By: Mathew W. Norris and Amy E. Schwarz
1. State Budget
Early Friday morning, state lawmakers approved Indiana’s two-year budget- a task that was made much more difficult by the recent revenue forecast that predicted $2 billion less tax revenue over the biennium than was originally anticipated. The $44 billion spending plan, which represents a balanced budget based on the new revenue forecast, includes a $2-per-pack increase on the cigarette tax and a 5% cut in appropriations for most state agencies. The budget was the last measure to pass the General Assembly before lawmakers adjourned for the year.
House Speaker Todd Huston (R- Fishers) defended the budget for protecting K-12 education despite the dismal revenue forecast, while Democrats criticized the plan for prioritizing wealthy families over those that rely on Medicaid and child-care programs, specifically pointing to the provision that eliminates the income limitations for the school voucher program starting with the 2026-2027 school year. HB 1001 ultimately passed the Senate 39-11 and the House 66-27 on largely party-line votes.

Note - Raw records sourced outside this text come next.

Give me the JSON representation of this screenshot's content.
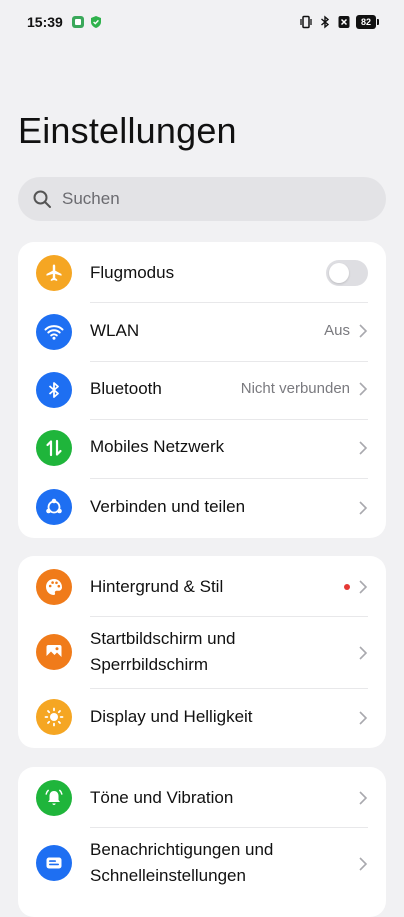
{
  "status": {
    "time": "15:39",
    "battery": "82"
  },
  "title": "Einstellungen",
  "search": {
    "placeholder": "Suchen"
  },
  "groups": [
    {
      "items": [
        {
          "label": "Flugmodus",
          "icon": "airplane-icon",
          "color": "#f5a623",
          "control": "toggle",
          "toggle_on": false
        },
        {
          "label": "WLAN",
          "icon": "wifi-icon",
          "color": "#1e6ff2",
          "value": "Aus"
        },
        {
          "label": "Bluetooth",
          "icon": "bluetooth-icon",
          "color": "#1e6ff2",
          "value": "Nicht verbunden"
        },
        {
          "label": "Mobiles Netzwerk",
          "icon": "mobile-data-icon",
          "color": "#1fb53b"
        },
        {
          "label": "Verbinden und teilen",
          "icon": "share-icon",
          "color": "#1e6ff2"
        }
      ]
    },
    {
      "items": [
        {
          "label": "Hintergrund & Stil",
          "icon": "palette-icon",
          "color": "#f07b1a",
          "badge": "dot"
        },
        {
          "label": "Startbildschirm und Sperrbildschirm",
          "label_line1": "Startbildschirm und",
          "label_line2": "Sperrbildschirm",
          "icon": "wallpaper-icon",
          "color": "#f07b1a"
        },
        {
          "label": "Display und Helligkeit",
          "icon": "brightness-icon",
          "color": "#f5a623"
        }
      ]
    },
    {
      "items": [
        {
          "label": "Töne und Vibration",
          "icon": "bell-icon",
          "color": "#1fb53b"
        },
        {
          "label": "Benachrichtigungen und Schnelleinstellungen",
          "label_line1": "Benachrichtigungen und",
          "label_line2": "Schnelleinstellungen",
          "icon": "notification-icon",
          "color": "#1e6ff2"
        }
      ]
    }
  ]
}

Notable provisions in HB 1001 include:
- Reduces the state’s Rainy Day reserve fund from 13 percent to roughly 10 percent of the annual budget
- Increases K-12 tuition support by 5% over the next two years
- Reduces funding for local public health agencies from $100 million per year to $40 million per year
- Maintains the two previously enacted income tax cuts for 2026 and 2027
- Cuts the full $7 million line-item for Indiana’s 17 public television and radio stations
- Provides Governor Braun with the authority to appoint all nine members of the Indiana University Board of Trustees
- Gives the General Assembly more oversight of the Secretary of State’s budget and spending
2. Property Tax Relief
Earlier this month, Governor Mike Braun signed into law SEA 1, a measure that will provide property tax relief to Hoosier homeowners and businesses but will also create funding issues for schools and local government units. As property owners have experienced double-digit property tax increases in the last couple of years, lawmakers made it a priority to provide relief, especially for seniors and those on a fixed income. But critics say that that the bill may actually hurt Hoosiers in the long run, as local units may be forced to impose or increase local option income taxes to fill the funding gap.
Republican leaders lauded the passage of SEA 1 as providing meaningful property tax relief for Hoosier homeowners, to the tune of $1.3 billion over the next three years. Estimates show that nearly two-thirds of homeowners will see a lower tax bill in 2026 than their current bill. The measure also benefits seniors, certain veterans, and the blind and disabled by providing tax credits as opposed to deductions to ensure that all those populations see relief.
Businesses will also benefit under the legislation, as the personal property tax exemption will expand to include any business with less than $1 million in personal property. And for personal property placed in service after January 1st, 2025, the bill removes the existing 30% depreciation floor.
But the $1.3 billion in tax relief also means less money for local government units, with school districts hit especially hard. The bill's fiscal analysis shows that school corporations across the state will receive nearly $800 million less in funding over the next three years than they otherwise would have received.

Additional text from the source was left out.